Timex made my first wristwatch. On TV, John Cameron Swayze assured the audience, “It takes a licking and keeps on ticking.” According to the ads, the watches survived water skiing, skydiving, earthquakes, volcanos, nuclear meltdowns, and supernovas.
The watches also came with a “limited lifetime warranty.” The “limited” modifier always puzzled me. No doubt this was the legal department’s aim.
If the lifetime in question was MINE, then I could expect my Timex to last all my mortal life. Its reassuring “tick, tick, tick” would be the last sound I heard on earth. However, this meant that the Timex Corporation had calculated my life expectancy!
Maybe the guarantee referred to the product’s lifetime; but how long is a watch supposed to last? How many human years equals a wristwatch year? Perhaps when a Timex dies after ten years, mourners say, “Well, it lived a long and full life.”
Regardless, I never put the Timex’ guarantee to its lifetime test. No warranty covers a boy’s carelessness. Somewhere between home, school, and church, the watch lost itself. It may be ticking away in some hidden spot.

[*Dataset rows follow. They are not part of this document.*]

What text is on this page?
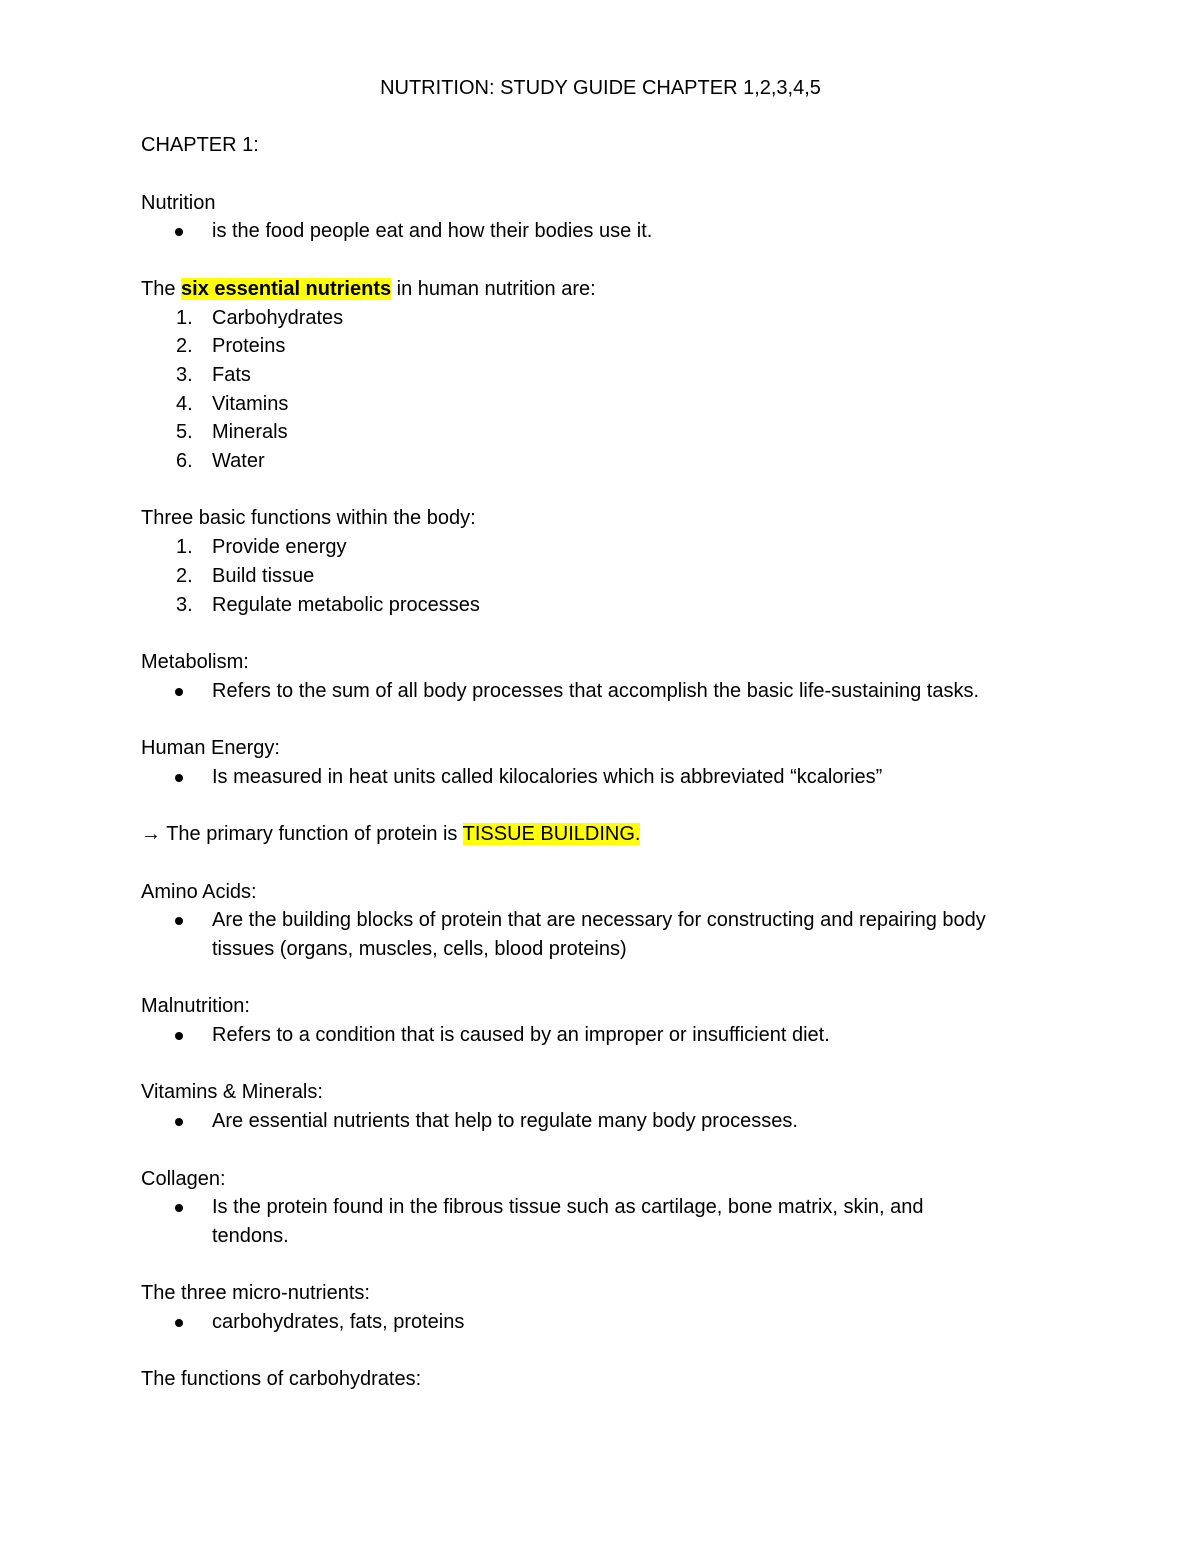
NUTRITION: STUDY GUIDE CHAPTER 1,2,3,4,5

CHAPTER 1:

Nutrition

is the food people eat and how their bodies use it.

The six essential nutrients in human nutrition are:

1. Carbohydrates
2. Proteins
3. Fats
4. Vitamins
5. Minerals
6. Water

Three basic functions within the body:

1. Provide energy
2. Build tissue
3. Regulate metabolic processes

Metabolism:

Refers to the sum of all body processes that accomplish the basic life-sustaining tasks.

Human Energy:

Is measured in heat units called kilocalories which is abbreviated “kcalories”

→ The primary function of protein is TISSUE BUILDING.

Amino Acids:

Are the building blocks of protein that are necessary for constructing and repairing body
tissues (organs, muscles, cells, blood proteins)

Malnutrition:

Refers to a condition that is caused by an improper or insufficient diet.

Vitamins & Minerals:

Are essential nutrients that help to regulate many body processes.

Collagen:

Is the protein found in the fibrous tissue such as cartilage, bone matrix, skin, and
tendons.

The three micro-nutrients:

carbohydrates, fats, proteins

The functions of carbohydrates:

Other than death and taxes, life comes with few guarantees. Life does not even promise us tomorrow. Each day is a precious gift of time.
On any given day, we receive 86,400 seconds to be spent in service to God and others. The Lord calls us to be wise stewards of evert moment. Like a misplaced watch, wasted time can never be regained. Therefore, let us echo the Psalmist’s prayer to God, “Teach us to number our days aright, that we may gain a heart of wisdom.”
This is the day the Lord has made. Don’t waste time: rejoice and be glad in it! You’ll be glad that you did—I guarantee it.